- Location in Duchesne County and the state of Utah
- Coordinates: 40°21′58″N 110°13′50″W﻿ / ﻿40.36611°N 110.23056°W
- Country: United States
- State: Utah
- County: Duchesne

Area
- • Total: 9.76 sq mi (25.28 km^{2})
- • Land: 9.74 sq mi (25.23 km^{2})
- • Water: 0.019 sq mi (0.05 km^{2})
- Elevation: 6,221 ft (1,896 m)

Population (2020)
- • Total: 278
- • Density: 28.5/sq mi (11.0/km^{2})
- Time zone: UTC-7 (Mountain (MST))
- • Summer (DST): UTC-6 (MDT)
- ZIP code: 84007
- FIPS code: 49-06590
- GNIS feature ID: 2584756

= Bluebell, Utah =

Bluebell is a census-designated place in eastern Duchesne County, Utah, United States, on the Uintah and Ouray Indian Reservation.
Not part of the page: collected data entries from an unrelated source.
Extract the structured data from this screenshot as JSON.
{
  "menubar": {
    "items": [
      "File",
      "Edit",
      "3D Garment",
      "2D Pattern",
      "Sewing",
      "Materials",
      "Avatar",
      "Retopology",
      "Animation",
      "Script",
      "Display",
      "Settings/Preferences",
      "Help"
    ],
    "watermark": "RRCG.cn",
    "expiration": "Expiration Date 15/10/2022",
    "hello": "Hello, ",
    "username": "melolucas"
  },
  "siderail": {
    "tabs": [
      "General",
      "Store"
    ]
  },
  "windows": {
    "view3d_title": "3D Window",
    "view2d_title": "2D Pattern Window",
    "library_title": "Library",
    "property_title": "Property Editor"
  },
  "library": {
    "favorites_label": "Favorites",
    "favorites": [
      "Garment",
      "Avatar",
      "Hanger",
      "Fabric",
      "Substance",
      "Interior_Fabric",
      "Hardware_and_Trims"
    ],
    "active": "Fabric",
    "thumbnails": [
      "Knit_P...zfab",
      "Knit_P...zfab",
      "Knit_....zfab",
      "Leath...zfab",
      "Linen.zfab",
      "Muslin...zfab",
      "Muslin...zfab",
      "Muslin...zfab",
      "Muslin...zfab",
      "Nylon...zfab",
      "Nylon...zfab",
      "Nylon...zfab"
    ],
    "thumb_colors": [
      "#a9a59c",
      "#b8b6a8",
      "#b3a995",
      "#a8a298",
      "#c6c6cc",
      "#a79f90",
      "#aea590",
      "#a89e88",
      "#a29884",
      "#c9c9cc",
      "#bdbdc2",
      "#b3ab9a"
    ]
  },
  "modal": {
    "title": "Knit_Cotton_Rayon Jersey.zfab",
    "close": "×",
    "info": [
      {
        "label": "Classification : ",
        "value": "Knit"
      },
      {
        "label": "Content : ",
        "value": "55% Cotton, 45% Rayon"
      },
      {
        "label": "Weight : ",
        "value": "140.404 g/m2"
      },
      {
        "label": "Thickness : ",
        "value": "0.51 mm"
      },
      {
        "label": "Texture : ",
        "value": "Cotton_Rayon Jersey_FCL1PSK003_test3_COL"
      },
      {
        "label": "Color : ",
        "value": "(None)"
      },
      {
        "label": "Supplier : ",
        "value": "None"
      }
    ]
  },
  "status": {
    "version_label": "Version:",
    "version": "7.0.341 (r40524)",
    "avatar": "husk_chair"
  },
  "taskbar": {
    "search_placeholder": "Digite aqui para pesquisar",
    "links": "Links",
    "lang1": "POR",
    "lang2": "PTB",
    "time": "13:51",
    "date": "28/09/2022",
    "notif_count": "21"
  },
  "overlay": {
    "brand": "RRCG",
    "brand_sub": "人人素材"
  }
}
The population as of the 2020 census was 278, down from 293 at the 2010 census. It lies along local roads east of State Route 87, northeast of the city of Duchesne, the county seat of Duchesne County. Its elevation is 6201 ft above sea level. Although Bluebell is unincorporated, it has a post office, with the ZIP code of 84007.

==Climate==
According to the Köppen Climate Classification system, Bluebell has a semi-arid climate, abbreviated "BSk" on climate maps.